Offshore Voluntary Disclosure Program to Remain Open Indefinitely
The IRS announced that its popular Offshore Voluntary Disclosure Program (OVDP) will remain open on an indefinite basis, while warning taxpayers that identifying individuals with undeclared offshore accounts remains one of the agency’s top priorities.
In 2009, the IRS announced its first Offshore Voluntary Disclosure Initiative (OVDI), which gave taxpayers with undisclosed foreign accounts a six month window to voluntarily file amended returns and pay a 20% penalty, in exchange for immunity from criminal prosecution and larger financial penalties. The program was so successful that the IRS offered it again in 2011, with the penalty amount increased to 25%. In 2012, the current Offshore Voluntary Disclosure Program (OVDP) was announced. The penalty amount was increased to 27.5%, and no ending date was given. Since 2009, the IRS has received more than 50,000 voluntary disclosures, resulting in the collection of more than $7 billion.

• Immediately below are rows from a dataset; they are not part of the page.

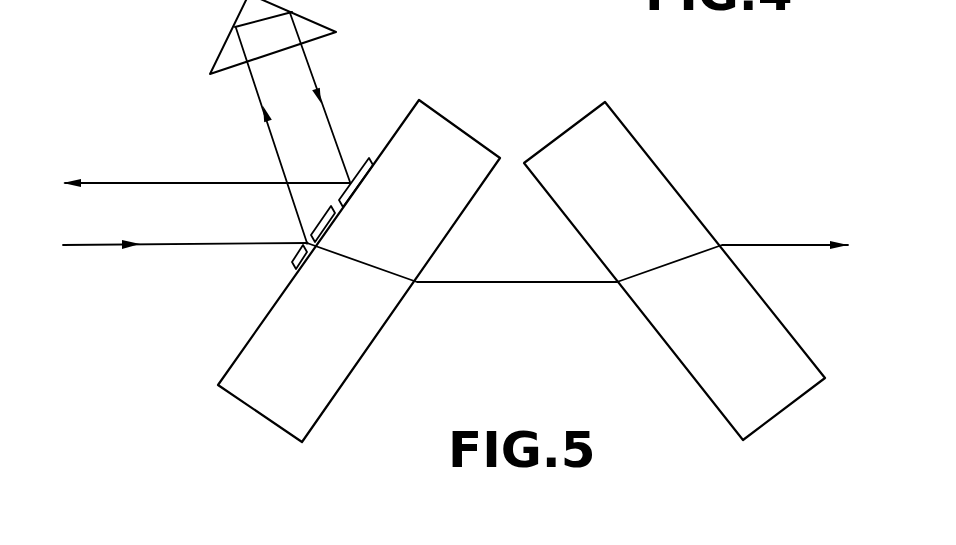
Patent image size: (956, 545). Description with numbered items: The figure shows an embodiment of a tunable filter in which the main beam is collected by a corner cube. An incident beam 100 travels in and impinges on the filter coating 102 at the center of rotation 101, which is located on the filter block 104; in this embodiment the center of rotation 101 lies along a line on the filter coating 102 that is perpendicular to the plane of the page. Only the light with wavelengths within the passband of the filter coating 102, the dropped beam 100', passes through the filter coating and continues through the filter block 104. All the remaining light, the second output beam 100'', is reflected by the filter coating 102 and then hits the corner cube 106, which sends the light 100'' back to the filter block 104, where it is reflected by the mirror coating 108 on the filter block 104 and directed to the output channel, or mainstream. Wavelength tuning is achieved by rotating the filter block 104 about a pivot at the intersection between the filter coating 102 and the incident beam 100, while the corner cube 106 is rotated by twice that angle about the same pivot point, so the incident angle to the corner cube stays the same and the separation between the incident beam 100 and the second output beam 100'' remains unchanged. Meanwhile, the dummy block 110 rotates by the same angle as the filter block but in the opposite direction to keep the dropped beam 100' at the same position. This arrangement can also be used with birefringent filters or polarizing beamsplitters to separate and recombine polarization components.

The incident beam 100 is at (185, 273).
The dropped beam 100' is at (577, 289).
The second output beam 100'' is at (206, 128).
The center of rotation 101 is at (305, 241).
The filter coating 102 is at (295, 258).
The filter block 104 is at (478, 132).
The corner cube 106 is at (230, 36).
The mirror coating 108 is at (368, 160).
The dummy block 110 is at (653, 160).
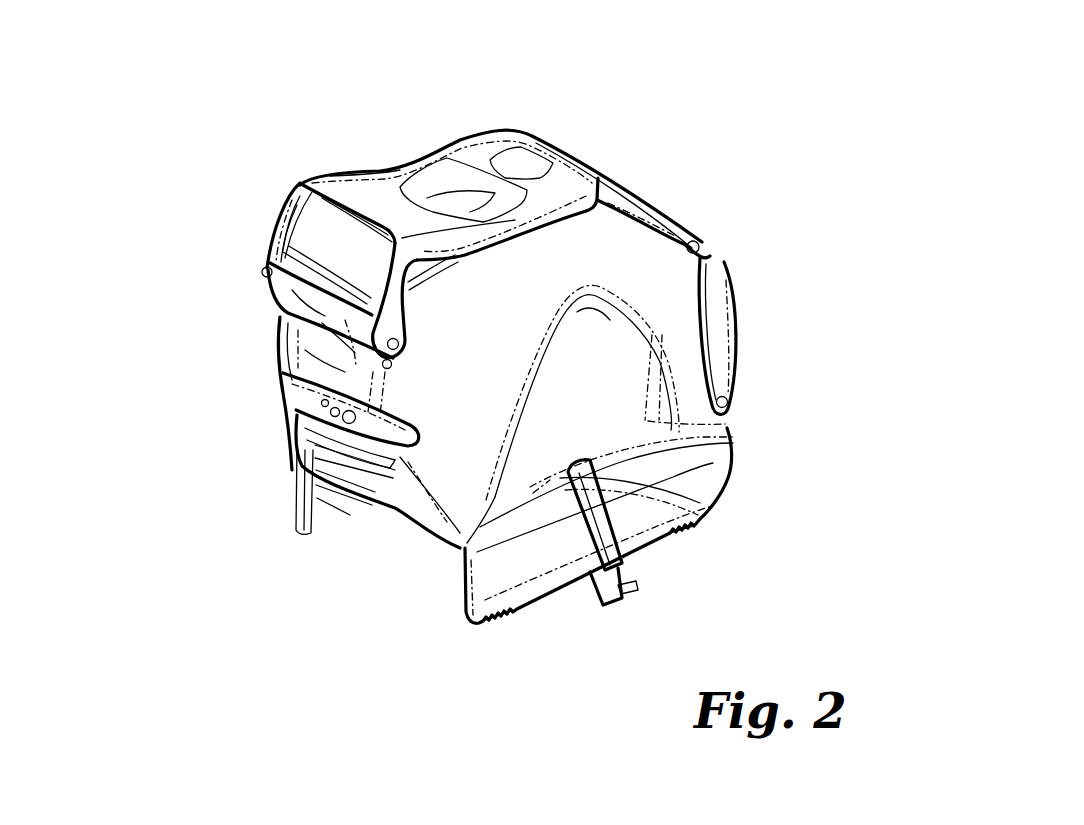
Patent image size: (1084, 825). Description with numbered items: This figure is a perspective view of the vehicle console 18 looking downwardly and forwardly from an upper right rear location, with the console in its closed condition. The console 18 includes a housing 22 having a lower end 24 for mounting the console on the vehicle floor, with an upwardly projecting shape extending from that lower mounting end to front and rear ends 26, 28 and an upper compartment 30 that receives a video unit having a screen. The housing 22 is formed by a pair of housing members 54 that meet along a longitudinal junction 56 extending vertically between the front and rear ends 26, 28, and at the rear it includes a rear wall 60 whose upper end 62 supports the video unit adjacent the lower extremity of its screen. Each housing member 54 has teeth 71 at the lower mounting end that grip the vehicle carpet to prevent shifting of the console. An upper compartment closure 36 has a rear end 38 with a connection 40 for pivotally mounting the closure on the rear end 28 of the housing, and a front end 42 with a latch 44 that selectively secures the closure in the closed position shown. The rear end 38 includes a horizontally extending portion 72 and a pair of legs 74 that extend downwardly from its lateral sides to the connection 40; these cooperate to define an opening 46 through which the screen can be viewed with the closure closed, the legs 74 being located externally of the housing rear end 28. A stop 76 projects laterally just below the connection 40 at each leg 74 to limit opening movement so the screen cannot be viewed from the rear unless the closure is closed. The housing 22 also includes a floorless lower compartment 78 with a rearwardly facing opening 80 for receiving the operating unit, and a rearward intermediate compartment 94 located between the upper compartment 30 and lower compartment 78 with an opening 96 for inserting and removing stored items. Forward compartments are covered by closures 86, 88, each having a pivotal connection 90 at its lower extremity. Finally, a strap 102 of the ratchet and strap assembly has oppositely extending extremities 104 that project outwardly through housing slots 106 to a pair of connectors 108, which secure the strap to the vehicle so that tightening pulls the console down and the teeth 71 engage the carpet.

The vehicle console 18 is at (663, 132).
The housing 22 is at (665, 258).
The lower end 24 is at (487, 593).
The front end 26 is at (700, 306).
The rear end 28 is at (268, 364).
The upper compartment 30 is at (333, 258).
The upper compartment closure 36 is at (343, 166).
The rear end of the upper compartment closure 38 is at (296, 188).
The connection 40 is at (262, 271).
The front end of the upper compartment closure 42 is at (507, 130).
The latch 44 is at (533, 157).
The opening 46 is at (297, 207).
The housing members 54 is at (283, 345).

Those who fail to voluntarily disclose their foreign accounts risk facing draconian penalties and/or criminal prosecution. The willful failure to file an FBAR is a felony, punishable by up to five years in prison. Civil penalties for willful violations can often exceed the total amount of the undisclosed assets. In a recent case, a San Jose man was convicted for FBAR violations and civil penalties totaled 150% of the balance in his foreign accounts. These penalties are in addition to back taxes that are owed.
On June 18, 2014, new streamlined procedures were announced for individuals whose failure to disclose offshore accounts was non-willful. Under these new procedures, approved taxpayers pay a one-time penalty equal to 5% of the amount held in the undisclosed offshore accounts, and amended returns are only filed for the three most recent tax years. Those who were residents of a foreign country for at least one of the three most recent tax years do not have to pay a penalty at all.
To be eligible for any of these programs, taxpayers must come forward before the government learns of their offshore accounts. With the implementation of the Foreign Account Tax Compliance Account, banks in more than 50 countries are set to begin providing information to the IRS about their American clients.